А сам думаю, быстро они среагировали, ну правильно, кругом засланцы. Всё узнают из первых рук. И у Кутузова приказ про Наполеона они вытребовали. Жаль, так хорошо всё складывалось.
А Вороненко замер с открытым ртом, дым глотает, но ждет в волнении от меня распоряжений. Вот ведь человек растерялся. Представитель генерал-губернатора ждет приказа от гусарского полковника. Я и приказываю.
— Водки, — говорю, — доставьте, ваше превосходительство.
— Водки? — переспрашивает он растерянно, и глаза у него чуть из орбит не вылазят от удивления.

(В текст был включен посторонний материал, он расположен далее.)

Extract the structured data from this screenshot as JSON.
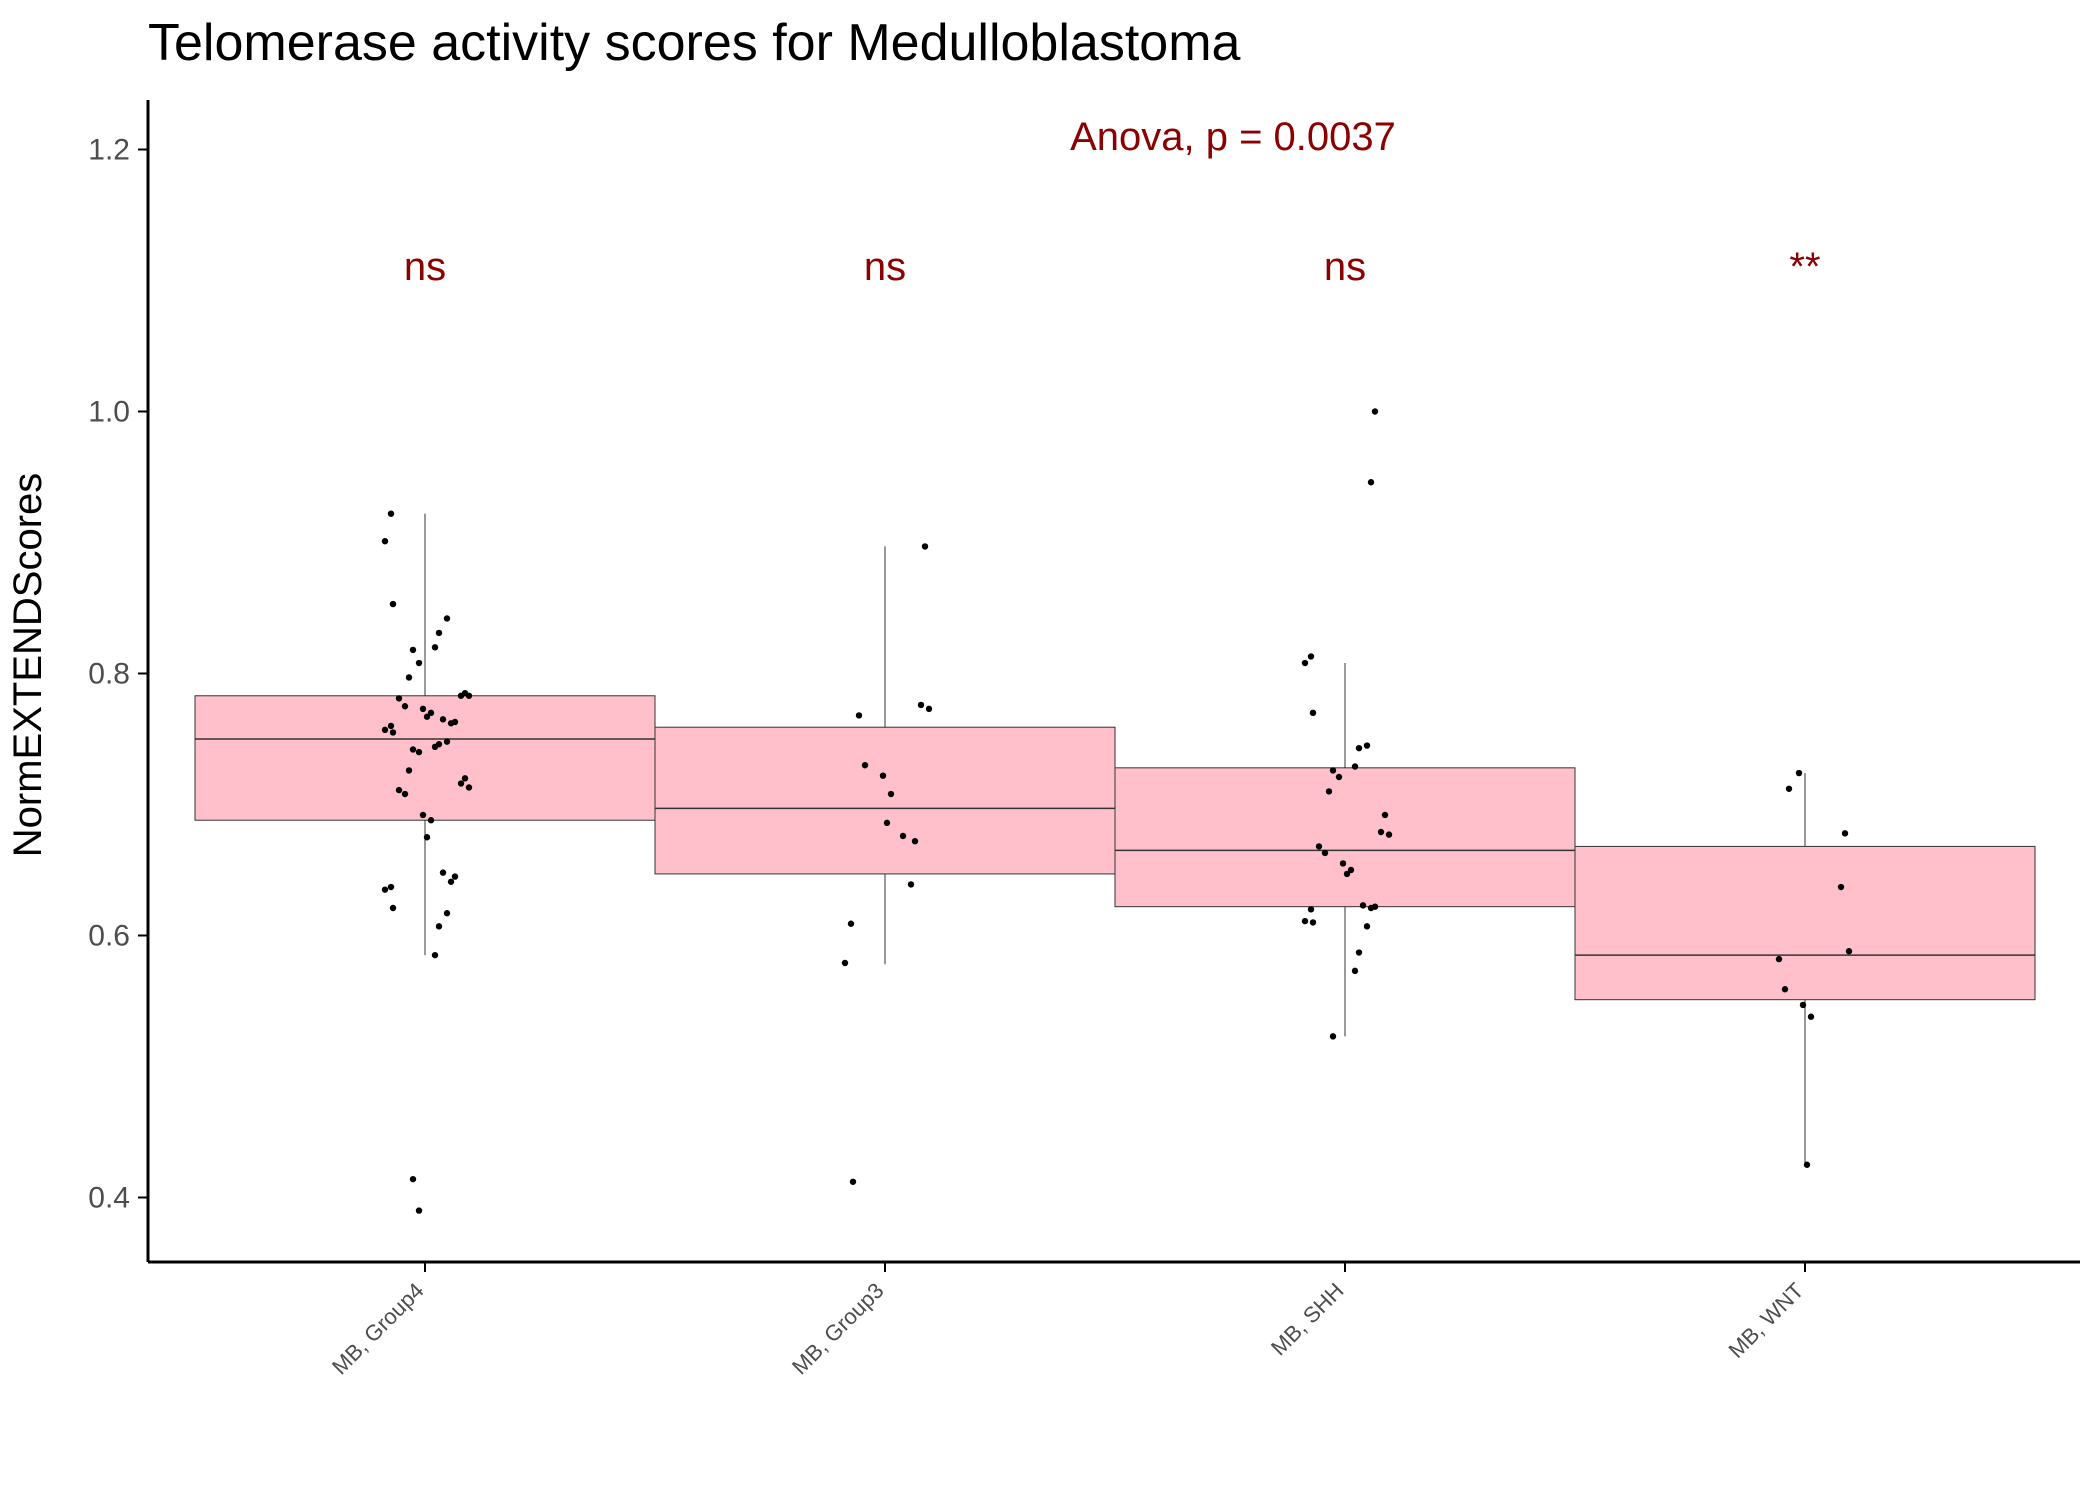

Никак он не может Наполеона с водкой связать.
— Водки, — отвечаю, — бочек двадцать, надо же это сжечь, — и рукой на Москву показываю.
— Водки, значит, — бормочет себе под нос Вороненко, — а Бонапарт?

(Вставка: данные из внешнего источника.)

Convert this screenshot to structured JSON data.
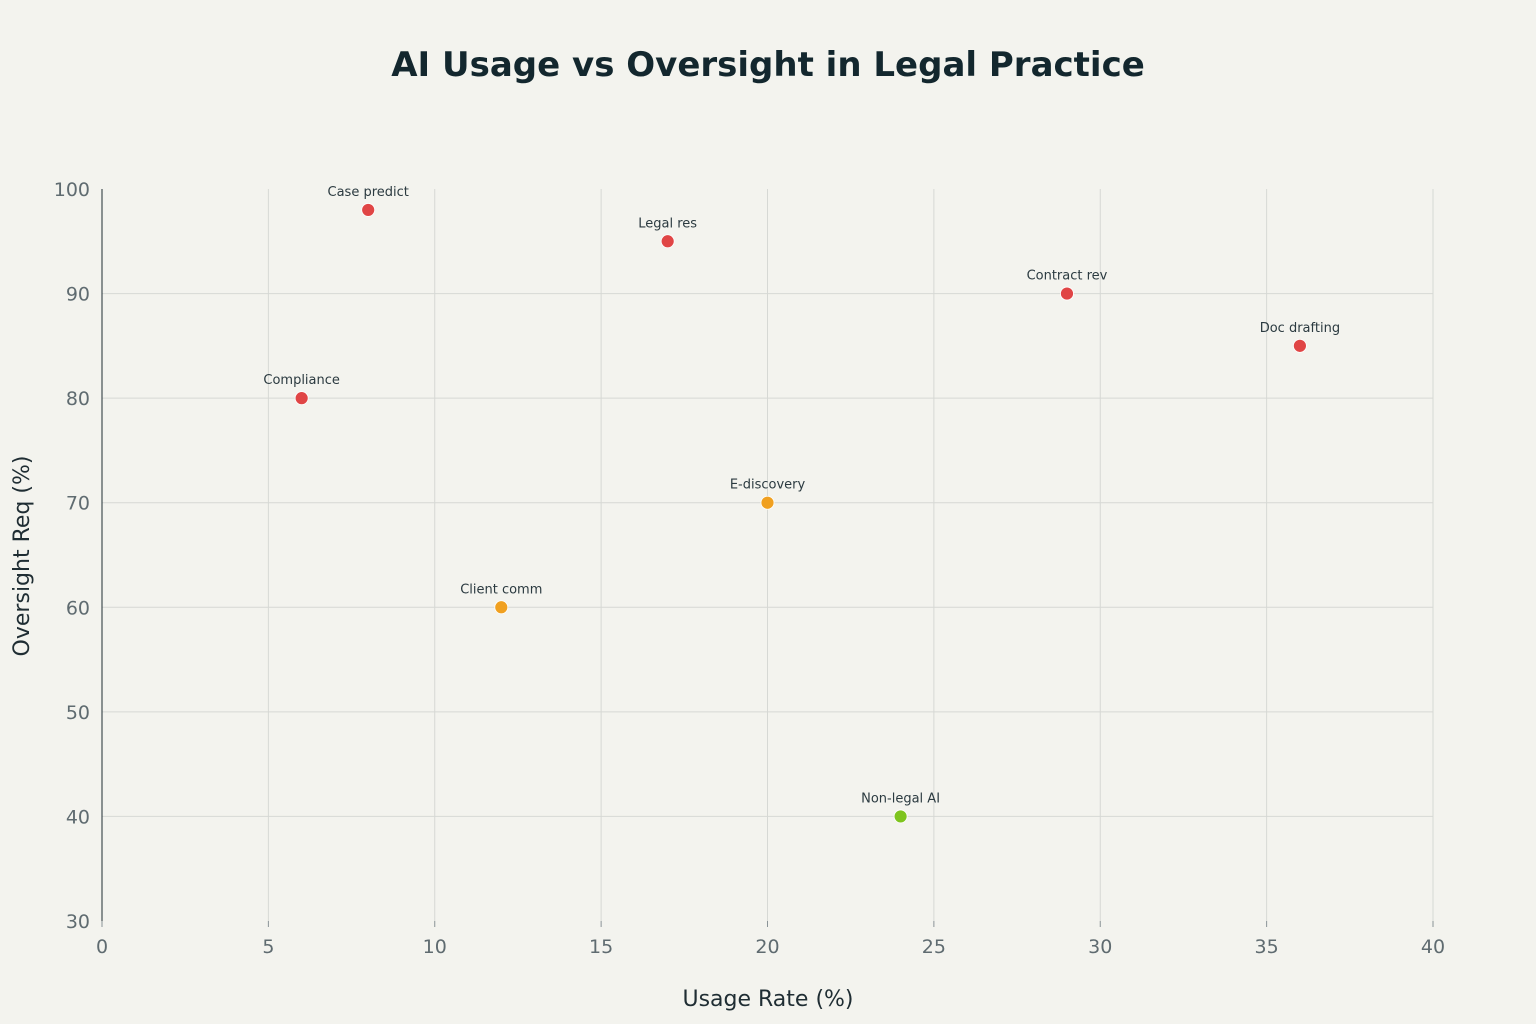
{
  "chart_data": {
    "type": "scatter",
    "title": "AI Usage vs Oversight in Legal Practice",
    "xlabel": "Usage Rate (%)",
    "ylabel": "Oversight Req (%)",
    "xlim": [
      0,
      40
    ],
    "ylim": [
      30,
      100
    ],
    "xticks": [
      "0",
      "5",
      "10",
      "15",
      "20",
      "25",
      "30",
      "35",
      "40"
    ],
    "yticks": [
      "30",
      "40",
      "50",
      "60",
      "70",
      "80",
      "90",
      "100"
    ],
    "grid": true,
    "points": [
      {
        "label": "Case predict",
        "x": 8,
        "y": 98,
        "color": "#e04545"
      },
      {
        "label": "Legal res",
        "x": 17,
        "y": 95,
        "color": "#e04545"
      },
      {
        "label": "Contract rev",
        "x": 29,
        "y": 90,
        "color": "#e04545"
      },
      {
        "label": "Doc drafting",
        "x": 36,
        "y": 85,
        "color": "#e04545"
      },
      {
        "label": "Compliance",
        "x": 6,
        "y": 80,
        "color": "#e04545"
      },
      {
        "label": "E-discovery",
        "x": 20,
        "y": 70,
        "color": "#f0a020"
      },
      {
        "label": "Client comm",
        "x": 12,
        "y": 60,
        "color": "#f0a020"
      },
      {
        "label": "Non-legal AI",
        "x": 24,
        "y": 40,
        "color": "#7ec41e"
      }
    ]
  }
}
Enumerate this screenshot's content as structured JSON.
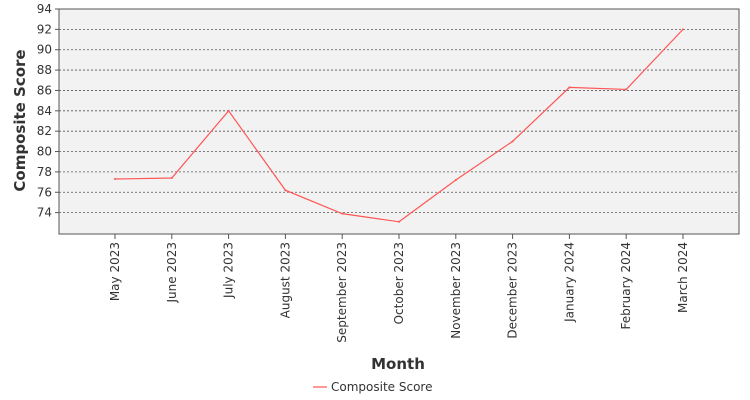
{
  "chart_data": {
    "type": "line",
    "title": "",
    "xlabel": "Month",
    "ylabel": "Composite Score",
    "categories": [
      "May 2023",
      "June 2023",
      "July 2023",
      "August 2023",
      "September 2023",
      "October 2023",
      "November 2023",
      "December 2023",
      "January 2024",
      "February 2024",
      "March 2024"
    ],
    "series": [
      {
        "name": "Composite Score",
        "color": "#ff5555",
        "values": [
          77.3,
          77.4,
          84.0,
          76.2,
          73.9,
          73.1,
          77.2,
          81.0,
          86.3,
          86.1,
          92.0
        ]
      }
    ],
    "ylim": [
      71.9,
      94
    ],
    "yticks": [
      74,
      76,
      78,
      80,
      82,
      84,
      86,
      88,
      90,
      92,
      94
    ],
    "grid": true,
    "legend_position": "bottom"
  }
}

— Да черт с ним с Бонапартом! — кричу. — Москву пока спалите. А нас ждет новое сражение. Вперед, за мной, — командую я своему отряду.
Надо нам к Вязьме подтягиваться, на соединение с армией. Там же и Попов тринадцатый нас ждет с другой частью нашей партии. А мы плутаем дымными дорогами в обход пожаров по Москве.
— А ты чего, Фома? — обращаюсь я вновь к мужику. — Собирай своих и в лес. Война не окончена. Нас еще ждет Ватерлоо. Надобно прямо в России его устроить Наполеону.
Да, думаю я про Бонапарта, какой-то он был ненастоящий в плену нашем, какой же это корсиканец, тихий очень, даже ругался вполголоса. Точно засланец.